In vitro activity: Betaxolol is able to protect retinal neurons. Betaxolol attenuates the NMDA-induced influx of 45Ca2+ while β-adrenoreceptor agonists are ineffective. The glutamate-induced release of LDH is almost completely prevented when betaxolol (10 μM) is included. Betaxolol (100 μM) is very effective in preventing the hypoxia-induced release of LDH from cortical cultures.

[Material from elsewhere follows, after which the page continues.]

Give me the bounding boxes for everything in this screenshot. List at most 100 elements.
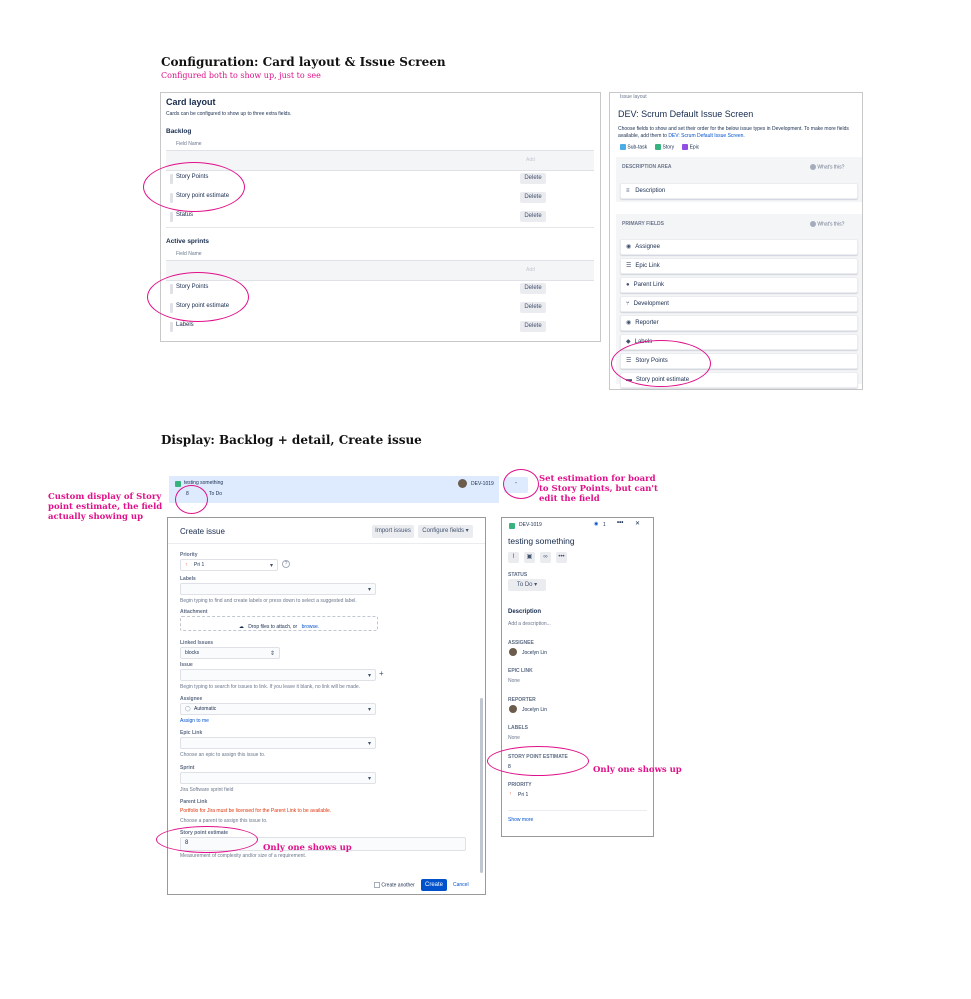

Cell Assay: Dissociated cortical cells from 16–18-day-old fetal rats are grown, in 35 mm dishes, in DMEM supplemented with L-glutamine (4 mM), glucose (6 g/L), penicillin (100 U/mL), streptomycin (100 μg/mL) and 10% hormonal supplemented medium consisting of transferrin (1 mg/mL), insulin (250 μg/mL) putrescine (600 μM), sodium selenite (0.3 μM), progesterone (0.2 μM) and estradiol (0.1 pM) for 7 days in an atmosphere of 5% CO2/95% O2 at 37 °C. The cultures are then transferred to a culture medium which lacks the hormonal supplemented medium. L-glutamate is added to the medium and incubated for a further 4 hours under normoxic conditions. Betaxolol are added to the cultures at the same time as L-glutamate. In other experiments the cultures are subjected to anoxic conditions, 95% N2/5% CO2, for 5 hours at 37 °C. Betaxolol is added prior to anoxia. Reoxygenation is then achieved by replacing the cells in normoxic conditions (95% O2/5% CO2) for 3 hours. Cellular injury is assessed by measuring lactate dehydrogenase (LDH) release into the cell culture supernatant after hypoxia/reoxygenation or glutamate exposure. LDH activity is assayed spectrophotometrically by following NADH metabolism for 2 minutes at 340 nm.

Exp Eye Res. 2003 Apr;76(4):505-16; Exp Eye Res. 1999 Sep;69(3):331-42.